The ethnographic image isn’t a representation of Indigenous life; rather, it is evidence of a possessive white mode of inquiry, which simultaneously recognises and disavows the “other’s” difference. As decoloniality theorist Walter Mignolo writes: “There is not a world that is represented, but a world that is constantly invented in the enunciation. The enunciation is constituted by certain actors, languages, and categories of thoughts, beliefs, and sensing.”
Badtjala Woman is a rebuke, a type of non-performance refusing the notion that Indigenous life-worlds can be represented in ethnographic photography. Foley brings Indigeneity into relief at the site of its negation. In these photographs the viewer is confronted with a Badtjala enunciation of history. She does the same to the reader of her new book. While the ethnographic photograph contrives to make the Indigenous “other” knowable and visible, Foley shows that in fact – both historically and today – most white people know very little about Indigenous histories and peoples.
Indigenous ways of knowing, being and doing are central to Biting the Clouds – not simply as subjects of study, but as the foundations for Foley’s whole approach to historiography. “I was introduced to [Karen] Martin’s 2008 book Please Knock Before You Enter while studying towards my PhD,” she says. Martin uses art and a Quampie creation story to elucidate Indigeneity. “I had the opportunity to sit and talk with her about her work. I told her I wanted to use her research methodology for my publication, and she said I could underpin my book with a story from my Country, and that’s what I’ve done – I’ve used the Minguin creation story from The Legends of Moonie Jarl.”
Even in our short interview, Foley’s consideration and care – for the topics she studies, the people who have influenced her, and her audience – is clear.
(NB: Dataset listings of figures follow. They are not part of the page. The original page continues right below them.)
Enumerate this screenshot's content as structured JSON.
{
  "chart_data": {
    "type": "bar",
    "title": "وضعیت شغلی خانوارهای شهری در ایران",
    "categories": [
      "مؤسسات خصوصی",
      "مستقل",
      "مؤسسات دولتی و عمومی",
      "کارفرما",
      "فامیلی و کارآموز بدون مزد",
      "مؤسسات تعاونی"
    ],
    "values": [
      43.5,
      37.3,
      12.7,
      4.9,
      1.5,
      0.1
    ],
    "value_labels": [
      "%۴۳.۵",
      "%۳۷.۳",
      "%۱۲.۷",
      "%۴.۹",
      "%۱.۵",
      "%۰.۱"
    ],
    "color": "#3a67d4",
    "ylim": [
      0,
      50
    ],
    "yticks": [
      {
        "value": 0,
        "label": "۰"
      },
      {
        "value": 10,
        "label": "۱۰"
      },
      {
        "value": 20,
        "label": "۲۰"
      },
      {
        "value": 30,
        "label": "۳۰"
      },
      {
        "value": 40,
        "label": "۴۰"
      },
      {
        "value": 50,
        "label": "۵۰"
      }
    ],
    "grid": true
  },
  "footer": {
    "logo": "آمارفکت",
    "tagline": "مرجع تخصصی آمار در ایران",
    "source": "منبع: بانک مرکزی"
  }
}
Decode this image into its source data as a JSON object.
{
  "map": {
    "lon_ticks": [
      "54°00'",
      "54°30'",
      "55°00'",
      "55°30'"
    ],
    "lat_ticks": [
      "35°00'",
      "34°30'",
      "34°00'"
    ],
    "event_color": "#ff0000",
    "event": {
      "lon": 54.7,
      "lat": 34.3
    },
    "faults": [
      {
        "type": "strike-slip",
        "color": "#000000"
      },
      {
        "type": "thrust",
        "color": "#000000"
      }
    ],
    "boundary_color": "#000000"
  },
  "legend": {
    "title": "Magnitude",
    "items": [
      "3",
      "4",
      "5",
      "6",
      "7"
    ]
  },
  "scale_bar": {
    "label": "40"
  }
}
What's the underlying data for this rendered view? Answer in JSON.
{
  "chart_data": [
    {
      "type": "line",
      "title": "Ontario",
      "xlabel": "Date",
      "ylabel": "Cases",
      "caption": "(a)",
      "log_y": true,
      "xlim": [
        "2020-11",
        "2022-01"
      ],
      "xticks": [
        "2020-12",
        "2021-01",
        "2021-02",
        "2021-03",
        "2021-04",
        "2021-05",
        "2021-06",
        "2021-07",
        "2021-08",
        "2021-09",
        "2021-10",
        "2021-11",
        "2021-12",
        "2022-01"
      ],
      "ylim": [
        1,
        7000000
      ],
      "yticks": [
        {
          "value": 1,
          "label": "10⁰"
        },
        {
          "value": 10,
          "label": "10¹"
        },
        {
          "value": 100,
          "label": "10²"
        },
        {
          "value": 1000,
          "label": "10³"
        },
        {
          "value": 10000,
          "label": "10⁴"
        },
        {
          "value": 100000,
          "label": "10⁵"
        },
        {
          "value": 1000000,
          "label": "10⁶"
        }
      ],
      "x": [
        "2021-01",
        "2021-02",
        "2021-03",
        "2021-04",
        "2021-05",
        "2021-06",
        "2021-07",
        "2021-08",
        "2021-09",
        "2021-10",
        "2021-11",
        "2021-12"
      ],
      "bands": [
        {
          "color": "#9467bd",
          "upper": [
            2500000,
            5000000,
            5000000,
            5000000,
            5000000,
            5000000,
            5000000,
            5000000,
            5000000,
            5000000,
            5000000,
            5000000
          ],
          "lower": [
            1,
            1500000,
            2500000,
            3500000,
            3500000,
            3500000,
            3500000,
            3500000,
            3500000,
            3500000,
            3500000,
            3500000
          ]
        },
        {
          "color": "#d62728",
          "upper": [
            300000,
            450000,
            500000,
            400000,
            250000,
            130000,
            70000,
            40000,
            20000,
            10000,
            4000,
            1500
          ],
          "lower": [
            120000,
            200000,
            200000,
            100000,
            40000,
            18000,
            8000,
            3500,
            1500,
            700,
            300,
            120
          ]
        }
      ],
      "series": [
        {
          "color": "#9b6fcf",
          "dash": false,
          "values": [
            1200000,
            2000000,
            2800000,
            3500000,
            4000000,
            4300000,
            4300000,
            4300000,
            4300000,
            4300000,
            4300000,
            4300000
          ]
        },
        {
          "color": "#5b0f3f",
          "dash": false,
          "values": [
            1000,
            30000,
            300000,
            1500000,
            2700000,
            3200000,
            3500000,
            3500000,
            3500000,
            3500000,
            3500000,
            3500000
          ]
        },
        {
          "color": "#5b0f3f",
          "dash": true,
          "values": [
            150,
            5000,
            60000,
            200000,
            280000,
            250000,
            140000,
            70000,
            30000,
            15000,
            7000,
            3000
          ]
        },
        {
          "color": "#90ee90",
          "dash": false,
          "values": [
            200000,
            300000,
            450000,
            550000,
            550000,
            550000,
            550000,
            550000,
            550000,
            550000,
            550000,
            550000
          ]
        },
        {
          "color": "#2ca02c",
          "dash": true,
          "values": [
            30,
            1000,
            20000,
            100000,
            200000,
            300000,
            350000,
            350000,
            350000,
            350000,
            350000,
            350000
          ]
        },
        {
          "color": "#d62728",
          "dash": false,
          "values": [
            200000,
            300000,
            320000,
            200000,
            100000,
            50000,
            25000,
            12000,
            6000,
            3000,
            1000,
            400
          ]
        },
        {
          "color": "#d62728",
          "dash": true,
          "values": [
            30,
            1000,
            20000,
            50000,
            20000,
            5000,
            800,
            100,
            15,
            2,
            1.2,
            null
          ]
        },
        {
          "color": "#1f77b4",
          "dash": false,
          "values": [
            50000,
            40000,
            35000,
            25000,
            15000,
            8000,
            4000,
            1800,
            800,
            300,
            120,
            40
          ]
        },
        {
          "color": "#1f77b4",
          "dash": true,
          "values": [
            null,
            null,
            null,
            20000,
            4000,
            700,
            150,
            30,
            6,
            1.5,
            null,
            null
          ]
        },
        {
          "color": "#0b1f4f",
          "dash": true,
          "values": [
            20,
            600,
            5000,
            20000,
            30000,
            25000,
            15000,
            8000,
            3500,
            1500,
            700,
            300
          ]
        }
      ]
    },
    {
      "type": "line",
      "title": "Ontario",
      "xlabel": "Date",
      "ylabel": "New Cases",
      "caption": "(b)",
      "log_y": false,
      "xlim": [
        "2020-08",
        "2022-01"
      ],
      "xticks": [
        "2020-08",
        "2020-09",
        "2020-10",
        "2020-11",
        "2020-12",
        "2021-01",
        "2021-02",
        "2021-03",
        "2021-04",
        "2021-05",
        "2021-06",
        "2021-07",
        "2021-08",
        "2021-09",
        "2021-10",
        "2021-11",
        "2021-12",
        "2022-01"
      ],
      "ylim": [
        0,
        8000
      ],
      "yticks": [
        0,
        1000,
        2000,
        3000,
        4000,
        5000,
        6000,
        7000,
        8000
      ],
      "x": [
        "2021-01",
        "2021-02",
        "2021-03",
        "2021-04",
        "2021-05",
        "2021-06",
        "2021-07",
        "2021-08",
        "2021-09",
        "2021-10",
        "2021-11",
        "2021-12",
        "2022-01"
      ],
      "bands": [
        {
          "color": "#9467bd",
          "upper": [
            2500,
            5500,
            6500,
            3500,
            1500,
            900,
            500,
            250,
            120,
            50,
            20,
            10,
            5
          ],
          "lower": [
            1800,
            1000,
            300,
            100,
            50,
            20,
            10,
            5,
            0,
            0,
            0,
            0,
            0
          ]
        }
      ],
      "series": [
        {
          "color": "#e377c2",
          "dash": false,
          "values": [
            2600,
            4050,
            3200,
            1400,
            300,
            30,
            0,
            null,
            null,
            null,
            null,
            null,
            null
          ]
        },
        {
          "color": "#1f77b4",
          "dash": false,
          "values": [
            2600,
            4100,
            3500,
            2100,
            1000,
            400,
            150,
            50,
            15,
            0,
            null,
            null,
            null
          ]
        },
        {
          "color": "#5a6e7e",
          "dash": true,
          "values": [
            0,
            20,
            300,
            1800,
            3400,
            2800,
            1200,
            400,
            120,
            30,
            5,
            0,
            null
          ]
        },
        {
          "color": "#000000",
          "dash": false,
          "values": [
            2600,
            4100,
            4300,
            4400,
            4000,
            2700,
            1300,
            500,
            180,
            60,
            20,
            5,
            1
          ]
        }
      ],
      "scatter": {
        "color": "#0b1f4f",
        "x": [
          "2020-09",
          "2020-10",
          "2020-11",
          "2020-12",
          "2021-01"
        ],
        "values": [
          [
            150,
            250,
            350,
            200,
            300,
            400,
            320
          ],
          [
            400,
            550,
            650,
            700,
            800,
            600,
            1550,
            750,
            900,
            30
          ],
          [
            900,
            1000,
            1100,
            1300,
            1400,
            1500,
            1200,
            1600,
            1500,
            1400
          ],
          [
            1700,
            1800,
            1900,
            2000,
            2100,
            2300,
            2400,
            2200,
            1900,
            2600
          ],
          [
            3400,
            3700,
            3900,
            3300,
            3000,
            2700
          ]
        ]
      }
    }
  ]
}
There’s depth in knowledge that comes from the work of proximity, of closeness and concern. It calls you into the immediacy of responsibility.
Recently a colleague, Quandamooka curator Freja Carmichael, reminded me of the first stanza of Oodgeroo Noonuccal’s poem “The Past”: “Let no one say the past is dead./ The past is all about us and within.” Foley does history work, which never ends. As Noonuccal’s poem says, the past is felt and sensed all the time, but it takes dedication and care to put it into a coherent form. To list truths and to bring Indigenous history into the light within an Indigenous framework is life-giving work.
Biting the Clouds is the potent culmination of more than a decade’s work that exposes the relationships between addiction and exploitation – how opium use and its legislation controlled individuals’ behaviour, and how Indigenous peoples in Queensland were defined and understood. It doesn’t only counter historical amnesia: it creates a future for possibilities beyond colonial myth.